- The cover of Spaceman #1

Publication information
- Publisher: Vertigo
- Schedule: Monthly
- Format: Limited series
- Genre: Science fiction
- Publication date: October 2011 – August 2012
- No. of issues: 9

Creative team
- Written by: Brian Azzarello
- Penciller: Eduardo Risso
- Letterer: Clem Robins
- Colorist(s): Patricia Mulvihill Giulia Brusco

= Spaceman (comics) =

Spaceman is a nine-issue, science fiction comic book miniseries written by Brian Azzarello, illustrated by Eduardo Risso, and published by Vertigo. Azzarello and Risso previously collaborated for more than ten years on the Vertigo series 100 Bullets, as well as other projects such as the Flashpoint miniseries Batman: Knight of Vengeance.

==Plot==
Set in a post-apocalyptic near future, Spaceman tells the story of Orson, a hulking, lonely man who was genetically engineered by NASA to sustain long-term space flight. Flashbacks show Orson and other engineered participants of the project living and working on Mars. After NASA shuts down, however, Orson lives alone on Earth, salvaging scrap metal for a living. That is, until he finds himself at the center of a celebrity child kidnapping case.

==Development==
Azzarello got the initial inspiration for the series from a conversation he had in a bar with a bioengineering professor from Northwestern University about the possibility of traveling to Mars. The engineer told him that it was currently impossible, because the human skeletal structure could not withstand that much time in space. When Azzarello suggested that children be bioengineered to have thicker bones, he conceived Orson, the main character of the series, and then began to build a world around him. In preparation for the series, Azzarello spent years doing research.

According to Azzarello, he first invited Risso to work with him on Spaceman, and three other stories he was planning to pitch, when the two were talking in a New York bar, probably during a farewell party for 100 Bullets. Risso immediately agreed, and all four stories were accepted when Azzarello pitched the ideas to a Vertigo representative. Spaceman is the first to be released.

==Publication and credits==
An eight-page prelude to Spaceman was included in Strange Adventures #1, released by Vertigo on May 25, 2011. Spaceman #1 was later released by Vertigo on October 26. The first issue sold for $1.

Spaceman features coloring by Patricia Mulvihill and Giulia Brusco, lettering by Clem Robins, and cover artwork by Dave Johnson. Johnson, Mulvihill and Robins all previously worked with Azzarello and Risso on 100 Bullets.

==Reception==
The crowd at a Vertigo panel discussion at the New York Comic Con in October 2011 enthusiastically applauded the new series.

IGN reviewer Joey Esposito gave the first issue of Spaceman an 8.5/10, adding that "Spaceman No. 1 is unlike anything you'll read this week, let alone all year long". The Outhouse also praised the issue, calling it "a deep, dense comic that's absolutely thrilling to read". Chad Nevett, reviewing the issue for Comic Book Resources, made special issue of the price, ending the review: "With the first issue priced at only a dollar, how can you not give it a shot?" James Fulton of Comics Nexus named the issue as best comic of the week. Cyriaque Lamar of io9 called the series one of the best science fiction comics of 2011.

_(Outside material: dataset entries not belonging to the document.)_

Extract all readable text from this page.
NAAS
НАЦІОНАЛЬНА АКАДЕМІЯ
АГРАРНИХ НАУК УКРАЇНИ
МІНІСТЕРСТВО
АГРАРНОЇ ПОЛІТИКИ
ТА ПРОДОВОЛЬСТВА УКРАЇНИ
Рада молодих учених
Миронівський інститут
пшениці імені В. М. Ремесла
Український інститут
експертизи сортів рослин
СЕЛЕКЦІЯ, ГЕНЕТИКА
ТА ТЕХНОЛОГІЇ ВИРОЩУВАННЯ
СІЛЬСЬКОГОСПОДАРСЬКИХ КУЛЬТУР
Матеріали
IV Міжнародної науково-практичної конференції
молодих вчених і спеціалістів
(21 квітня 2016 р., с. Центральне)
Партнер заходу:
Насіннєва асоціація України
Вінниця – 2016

Oliver Sava of The A.V. Club praised Spaceman on the whole, though thought it did not reach the quality of Azzarello and Risso's 100 Bullets. Sava found the story strong but the dialogue distracting, noting that while the intent to show "how language has degraded along with everything else in the world" was clear, "its effect is questionable". Sava had more praise for Risso's art for creating a "fully realized world" with "incredibly expressive" characters, which he thought was alone worth the $1 cover price.